Een partij in een bestuursrechtelijke procedure kan een verzoek om wraking van een of meerdere rechters indienen. Wanneer het wrakingsverzoek is gedaan voordat uitspraak is gedaan, dient de rechter om wiens wraking is verzocht zich te onthouden van verdere bemoeienis met de zaak. Eerst dient op het wrakingsverzoek te worden beslist. Voor het geval het wrakingsverzoek is ingediend op de zitting staat in de Algemene wet bestuursrecht dat het onderzoek ter zitting op dat moment wordt geschorst. Volgens de Hoge Raad geldt deze regel ook als het wrakingsverzoek wordt gedaan op een ander moment dan tijdens de zitting, maar voor de uitspraak.

Een uitspraak in de hoofdzaak, voordat op het wrakingsverzoek is beslist, vormt een inbreuk op de eisen van een behoorlijke rechtspleging.
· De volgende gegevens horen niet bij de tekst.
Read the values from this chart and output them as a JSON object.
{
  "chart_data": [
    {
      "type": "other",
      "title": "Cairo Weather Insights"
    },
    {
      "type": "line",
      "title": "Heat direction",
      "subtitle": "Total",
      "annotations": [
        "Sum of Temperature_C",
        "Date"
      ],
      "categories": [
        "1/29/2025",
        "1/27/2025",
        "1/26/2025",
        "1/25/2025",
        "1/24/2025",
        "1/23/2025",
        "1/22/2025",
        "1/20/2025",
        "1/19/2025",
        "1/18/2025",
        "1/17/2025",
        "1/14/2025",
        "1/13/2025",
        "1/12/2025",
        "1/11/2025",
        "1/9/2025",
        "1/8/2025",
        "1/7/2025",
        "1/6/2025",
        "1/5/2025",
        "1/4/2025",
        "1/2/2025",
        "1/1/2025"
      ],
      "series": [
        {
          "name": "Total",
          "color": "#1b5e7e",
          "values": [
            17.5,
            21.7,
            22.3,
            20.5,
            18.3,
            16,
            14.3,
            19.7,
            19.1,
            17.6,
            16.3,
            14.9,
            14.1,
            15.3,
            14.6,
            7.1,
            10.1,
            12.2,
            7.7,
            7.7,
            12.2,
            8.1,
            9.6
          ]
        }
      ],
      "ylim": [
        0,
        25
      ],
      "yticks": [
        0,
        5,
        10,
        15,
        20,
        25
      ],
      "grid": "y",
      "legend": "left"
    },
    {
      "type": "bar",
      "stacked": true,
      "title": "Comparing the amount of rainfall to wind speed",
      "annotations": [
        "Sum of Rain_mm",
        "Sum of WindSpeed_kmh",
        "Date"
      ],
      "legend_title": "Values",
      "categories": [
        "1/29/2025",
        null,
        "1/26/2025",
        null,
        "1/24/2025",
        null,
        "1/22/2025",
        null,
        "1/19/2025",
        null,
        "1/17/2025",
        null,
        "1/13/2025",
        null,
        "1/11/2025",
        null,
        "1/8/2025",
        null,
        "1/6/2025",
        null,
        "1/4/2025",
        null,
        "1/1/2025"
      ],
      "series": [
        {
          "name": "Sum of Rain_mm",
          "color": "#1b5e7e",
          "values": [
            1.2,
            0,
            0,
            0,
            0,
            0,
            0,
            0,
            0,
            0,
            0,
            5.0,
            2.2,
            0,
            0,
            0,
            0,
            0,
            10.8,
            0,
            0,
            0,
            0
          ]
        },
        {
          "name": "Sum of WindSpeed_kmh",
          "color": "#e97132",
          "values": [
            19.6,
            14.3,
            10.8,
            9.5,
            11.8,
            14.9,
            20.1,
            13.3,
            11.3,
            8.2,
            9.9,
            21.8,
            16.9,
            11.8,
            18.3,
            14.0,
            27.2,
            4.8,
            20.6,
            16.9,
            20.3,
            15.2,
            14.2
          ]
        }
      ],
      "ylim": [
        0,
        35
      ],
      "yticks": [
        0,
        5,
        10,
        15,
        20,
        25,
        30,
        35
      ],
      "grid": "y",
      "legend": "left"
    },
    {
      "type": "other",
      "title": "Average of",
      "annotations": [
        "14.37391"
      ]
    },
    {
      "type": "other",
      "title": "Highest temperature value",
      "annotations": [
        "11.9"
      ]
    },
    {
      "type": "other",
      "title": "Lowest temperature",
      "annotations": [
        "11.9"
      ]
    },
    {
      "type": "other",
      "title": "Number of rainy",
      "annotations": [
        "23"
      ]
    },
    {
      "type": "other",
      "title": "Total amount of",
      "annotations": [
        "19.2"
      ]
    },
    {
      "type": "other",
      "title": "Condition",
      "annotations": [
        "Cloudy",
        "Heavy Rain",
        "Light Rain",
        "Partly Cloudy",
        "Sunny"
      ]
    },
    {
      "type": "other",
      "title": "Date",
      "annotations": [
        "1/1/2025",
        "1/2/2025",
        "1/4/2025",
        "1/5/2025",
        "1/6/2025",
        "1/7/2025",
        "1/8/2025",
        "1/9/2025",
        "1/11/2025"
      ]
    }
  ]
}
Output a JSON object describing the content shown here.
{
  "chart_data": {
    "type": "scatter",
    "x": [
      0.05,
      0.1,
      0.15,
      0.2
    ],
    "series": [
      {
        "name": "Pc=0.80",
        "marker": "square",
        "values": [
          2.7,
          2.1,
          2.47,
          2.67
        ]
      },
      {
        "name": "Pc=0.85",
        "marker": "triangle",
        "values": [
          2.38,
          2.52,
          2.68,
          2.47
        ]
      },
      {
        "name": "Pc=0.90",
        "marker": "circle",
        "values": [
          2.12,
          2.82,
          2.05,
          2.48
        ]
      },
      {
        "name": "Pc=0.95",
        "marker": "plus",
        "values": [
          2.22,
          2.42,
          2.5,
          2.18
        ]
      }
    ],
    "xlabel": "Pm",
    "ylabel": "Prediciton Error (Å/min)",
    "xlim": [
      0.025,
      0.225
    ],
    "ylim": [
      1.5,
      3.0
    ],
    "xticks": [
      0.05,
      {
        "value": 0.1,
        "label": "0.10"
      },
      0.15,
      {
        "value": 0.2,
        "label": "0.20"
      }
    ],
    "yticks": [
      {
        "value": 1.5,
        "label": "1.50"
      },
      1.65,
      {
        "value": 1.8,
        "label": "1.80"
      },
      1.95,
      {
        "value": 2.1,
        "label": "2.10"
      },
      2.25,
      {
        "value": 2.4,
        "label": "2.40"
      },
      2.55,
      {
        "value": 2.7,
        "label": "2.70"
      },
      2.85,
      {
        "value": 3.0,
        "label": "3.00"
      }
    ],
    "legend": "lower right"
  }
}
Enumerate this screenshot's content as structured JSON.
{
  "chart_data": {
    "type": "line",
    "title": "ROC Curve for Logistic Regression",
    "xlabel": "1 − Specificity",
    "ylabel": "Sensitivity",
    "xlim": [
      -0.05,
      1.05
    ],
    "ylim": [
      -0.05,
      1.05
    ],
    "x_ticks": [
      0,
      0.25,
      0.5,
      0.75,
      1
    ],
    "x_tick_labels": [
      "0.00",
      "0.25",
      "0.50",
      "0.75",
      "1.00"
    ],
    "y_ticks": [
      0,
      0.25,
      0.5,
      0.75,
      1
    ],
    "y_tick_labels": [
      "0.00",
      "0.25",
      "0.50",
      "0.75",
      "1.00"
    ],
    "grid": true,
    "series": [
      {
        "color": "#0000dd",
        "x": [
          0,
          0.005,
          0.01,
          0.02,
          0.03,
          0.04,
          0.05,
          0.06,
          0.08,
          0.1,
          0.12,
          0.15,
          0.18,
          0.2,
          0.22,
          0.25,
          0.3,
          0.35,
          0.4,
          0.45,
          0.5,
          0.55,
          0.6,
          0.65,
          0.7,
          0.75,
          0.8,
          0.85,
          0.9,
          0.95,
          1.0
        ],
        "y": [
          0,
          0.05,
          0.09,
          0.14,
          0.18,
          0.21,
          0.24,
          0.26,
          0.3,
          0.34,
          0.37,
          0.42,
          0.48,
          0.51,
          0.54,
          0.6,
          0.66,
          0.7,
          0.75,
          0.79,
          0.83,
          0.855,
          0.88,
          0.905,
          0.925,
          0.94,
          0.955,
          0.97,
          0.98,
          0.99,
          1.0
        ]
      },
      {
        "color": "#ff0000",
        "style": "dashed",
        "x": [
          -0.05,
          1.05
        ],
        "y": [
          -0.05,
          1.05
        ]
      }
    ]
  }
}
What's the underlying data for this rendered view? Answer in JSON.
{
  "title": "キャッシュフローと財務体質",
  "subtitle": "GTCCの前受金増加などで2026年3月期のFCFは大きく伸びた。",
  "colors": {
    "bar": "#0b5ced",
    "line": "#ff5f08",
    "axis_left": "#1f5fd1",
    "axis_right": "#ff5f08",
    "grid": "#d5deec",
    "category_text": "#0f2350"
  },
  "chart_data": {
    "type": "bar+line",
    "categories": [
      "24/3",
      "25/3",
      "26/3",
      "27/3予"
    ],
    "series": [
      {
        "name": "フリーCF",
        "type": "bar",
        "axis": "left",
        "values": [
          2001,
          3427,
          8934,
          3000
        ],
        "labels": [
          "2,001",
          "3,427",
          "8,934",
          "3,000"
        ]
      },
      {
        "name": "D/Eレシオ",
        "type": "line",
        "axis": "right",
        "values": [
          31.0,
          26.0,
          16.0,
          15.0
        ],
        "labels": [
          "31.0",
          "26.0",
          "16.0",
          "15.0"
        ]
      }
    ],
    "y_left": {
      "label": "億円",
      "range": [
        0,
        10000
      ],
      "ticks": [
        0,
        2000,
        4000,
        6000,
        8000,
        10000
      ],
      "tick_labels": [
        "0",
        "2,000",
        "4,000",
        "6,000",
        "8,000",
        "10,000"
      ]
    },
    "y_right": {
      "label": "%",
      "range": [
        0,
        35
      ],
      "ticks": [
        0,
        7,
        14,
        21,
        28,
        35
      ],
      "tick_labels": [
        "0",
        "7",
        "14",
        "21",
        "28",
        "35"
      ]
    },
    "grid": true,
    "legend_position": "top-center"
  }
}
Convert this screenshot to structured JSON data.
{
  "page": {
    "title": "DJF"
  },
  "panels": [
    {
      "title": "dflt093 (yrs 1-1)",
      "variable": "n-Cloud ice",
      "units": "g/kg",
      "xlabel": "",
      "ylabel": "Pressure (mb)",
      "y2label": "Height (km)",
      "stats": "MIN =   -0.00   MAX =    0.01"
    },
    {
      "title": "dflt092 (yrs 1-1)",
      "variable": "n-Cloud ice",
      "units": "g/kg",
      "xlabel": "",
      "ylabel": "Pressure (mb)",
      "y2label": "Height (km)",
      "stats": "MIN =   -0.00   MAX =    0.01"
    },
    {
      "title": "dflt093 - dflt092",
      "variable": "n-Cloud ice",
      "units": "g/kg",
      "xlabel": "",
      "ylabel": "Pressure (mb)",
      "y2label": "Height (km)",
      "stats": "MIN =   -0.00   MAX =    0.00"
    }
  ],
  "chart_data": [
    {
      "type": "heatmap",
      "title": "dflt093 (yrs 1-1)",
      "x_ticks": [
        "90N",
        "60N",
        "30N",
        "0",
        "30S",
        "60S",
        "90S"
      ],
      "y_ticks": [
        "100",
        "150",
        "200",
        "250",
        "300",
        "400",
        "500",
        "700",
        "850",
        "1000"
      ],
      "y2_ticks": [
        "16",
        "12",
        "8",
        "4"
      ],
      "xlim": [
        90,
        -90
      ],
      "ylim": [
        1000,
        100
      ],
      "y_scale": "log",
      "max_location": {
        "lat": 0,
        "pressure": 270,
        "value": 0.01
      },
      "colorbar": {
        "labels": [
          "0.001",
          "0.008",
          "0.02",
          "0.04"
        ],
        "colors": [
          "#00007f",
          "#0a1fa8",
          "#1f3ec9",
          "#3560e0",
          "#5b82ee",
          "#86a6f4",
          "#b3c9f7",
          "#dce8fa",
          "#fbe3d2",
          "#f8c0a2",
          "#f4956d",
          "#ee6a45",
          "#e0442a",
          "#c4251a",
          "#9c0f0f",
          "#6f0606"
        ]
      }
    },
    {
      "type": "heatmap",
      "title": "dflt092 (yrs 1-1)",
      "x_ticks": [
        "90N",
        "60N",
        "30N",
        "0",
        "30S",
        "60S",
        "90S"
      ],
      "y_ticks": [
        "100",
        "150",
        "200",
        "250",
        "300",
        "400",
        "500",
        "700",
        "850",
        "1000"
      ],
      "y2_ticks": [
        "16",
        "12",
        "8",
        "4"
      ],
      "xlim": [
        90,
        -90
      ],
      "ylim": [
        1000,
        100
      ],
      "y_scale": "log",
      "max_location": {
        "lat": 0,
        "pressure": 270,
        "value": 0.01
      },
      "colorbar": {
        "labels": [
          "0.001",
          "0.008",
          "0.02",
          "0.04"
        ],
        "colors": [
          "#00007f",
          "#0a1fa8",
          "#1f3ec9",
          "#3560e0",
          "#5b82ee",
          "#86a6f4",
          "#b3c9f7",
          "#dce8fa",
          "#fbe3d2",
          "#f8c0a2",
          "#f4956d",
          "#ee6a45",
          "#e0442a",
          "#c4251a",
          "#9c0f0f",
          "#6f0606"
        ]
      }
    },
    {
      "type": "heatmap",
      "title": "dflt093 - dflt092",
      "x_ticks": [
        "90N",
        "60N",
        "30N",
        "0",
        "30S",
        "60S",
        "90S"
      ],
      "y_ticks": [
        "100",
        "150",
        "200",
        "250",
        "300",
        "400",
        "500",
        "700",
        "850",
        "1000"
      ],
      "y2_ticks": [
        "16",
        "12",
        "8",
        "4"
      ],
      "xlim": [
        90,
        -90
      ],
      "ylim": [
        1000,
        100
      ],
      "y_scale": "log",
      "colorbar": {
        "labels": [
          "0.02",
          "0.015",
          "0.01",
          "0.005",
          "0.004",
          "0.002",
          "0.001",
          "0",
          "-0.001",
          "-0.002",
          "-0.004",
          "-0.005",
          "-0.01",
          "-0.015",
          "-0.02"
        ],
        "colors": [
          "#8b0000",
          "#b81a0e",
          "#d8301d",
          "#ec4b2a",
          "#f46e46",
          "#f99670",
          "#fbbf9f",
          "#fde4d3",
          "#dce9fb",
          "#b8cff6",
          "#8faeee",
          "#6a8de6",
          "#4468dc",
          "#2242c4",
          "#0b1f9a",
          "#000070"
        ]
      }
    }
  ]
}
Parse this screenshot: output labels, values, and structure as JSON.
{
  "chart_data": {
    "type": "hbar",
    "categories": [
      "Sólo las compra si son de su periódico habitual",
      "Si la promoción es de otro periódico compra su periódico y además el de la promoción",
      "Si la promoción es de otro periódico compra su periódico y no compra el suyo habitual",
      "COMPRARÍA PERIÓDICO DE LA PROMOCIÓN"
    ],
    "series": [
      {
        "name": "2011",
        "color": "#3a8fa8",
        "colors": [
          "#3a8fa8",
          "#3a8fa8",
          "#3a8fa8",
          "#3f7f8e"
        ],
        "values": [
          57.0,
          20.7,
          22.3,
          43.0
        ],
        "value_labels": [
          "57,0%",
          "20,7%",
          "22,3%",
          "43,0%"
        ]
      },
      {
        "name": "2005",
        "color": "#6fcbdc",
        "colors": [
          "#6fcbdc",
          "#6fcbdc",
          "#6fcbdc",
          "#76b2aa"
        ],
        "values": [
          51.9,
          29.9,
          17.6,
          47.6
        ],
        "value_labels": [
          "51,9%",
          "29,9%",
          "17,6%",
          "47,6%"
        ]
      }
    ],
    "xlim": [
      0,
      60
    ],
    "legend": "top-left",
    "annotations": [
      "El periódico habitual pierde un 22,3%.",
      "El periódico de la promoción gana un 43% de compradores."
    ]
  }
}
Indien in hogere instantie terecht erover wordt geklaagd dat deze situatie zich voordoet, kan de bestreden uitspraak niet in stand blijven.

De Hoge Raad heeft een uitspraak van Hof Amsterdam vernietigd. Het hof had de uitspraak in de hoofdzaak moeten uitstellen totdat op het na de zitting gedane wrakingsverzoek was beslist. Het hof heeft dit echter niet gedaan. Hof Amsterdam moet de zaak nu nogmaals behandelen.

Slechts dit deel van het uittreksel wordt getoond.